*ある二人の男性の廊下での会話
(作者注)真相はもはや知的快楽犯たちによってレイプされるかのように明るみになることでしょう。
「おい、宮前。」
後ろから声を掛けられ、彼は立ち止まった。
「なんだよ。」
彼の同僚は少し心配して顔を覗き込むようにして尋ねた。
「お前さ、最近大丈夫か? いやなんか、変な噂を聞いたもんだからさ。まぁ、あんまり信じてないんだけどよ。」
「え?」
「俺はなんとも思ってないから、お前に言うのもちょっと嫌なんだけど。…なんか患者と揉めてるらしいな。それも毎週のように。」
「あぁ、まあ嘘じゃないかもしれない。噂ってのはつくづく怖いな。」
彼は諦めるように、あるいは同情を求めるようにふっと笑った。
「それヤバくないか? もう横原グループ長の耳にまで入ってる。
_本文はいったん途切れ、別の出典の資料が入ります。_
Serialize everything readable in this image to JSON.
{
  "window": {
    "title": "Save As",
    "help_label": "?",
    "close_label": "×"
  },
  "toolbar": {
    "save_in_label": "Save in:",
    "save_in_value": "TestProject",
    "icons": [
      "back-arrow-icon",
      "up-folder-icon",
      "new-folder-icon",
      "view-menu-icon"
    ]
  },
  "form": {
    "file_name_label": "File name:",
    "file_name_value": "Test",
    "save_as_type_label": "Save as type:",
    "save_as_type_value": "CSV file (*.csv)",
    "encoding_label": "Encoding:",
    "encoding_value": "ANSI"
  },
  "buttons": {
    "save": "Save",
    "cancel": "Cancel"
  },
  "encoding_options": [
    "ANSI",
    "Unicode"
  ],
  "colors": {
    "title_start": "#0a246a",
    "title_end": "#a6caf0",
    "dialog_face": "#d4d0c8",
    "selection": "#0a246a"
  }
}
横原さんは高々噂程度では問題を表面化するつもりはないみたいだからまだアレだけどよ、もし現場抑えられたらお前人生終わるぞ…!」
「大丈夫だ。上手いことやる。」
「ならいいけどさぁ。そうだ、今日久しぶりに飲みに行かないか?」
「いや、誘ってくれて悪いけど、○○さんのことについてまだ仕事が。」
「なあ。」
「ん?」
「ちょっとは休め。お前が無理してるのは正直見て明らかだ。大学時代からお前を見てる俺ならなおさら分かる。事情までは聞かねぇから、少し休んでくれよ。」
その言葉の直後、彼は激昂した。
「うるせぇ、何も知らないお前は黙ってろ! …あぁ、いや、すまん。いきなり怒鳴って。」
「あ、いや…。」
「でも、俺は一人で何とかやってみたいんだ。…………。気遣いありがとうな…。」
そう言い残して、彼は今まで歩いてきた方向に早足で逆戻りしていった。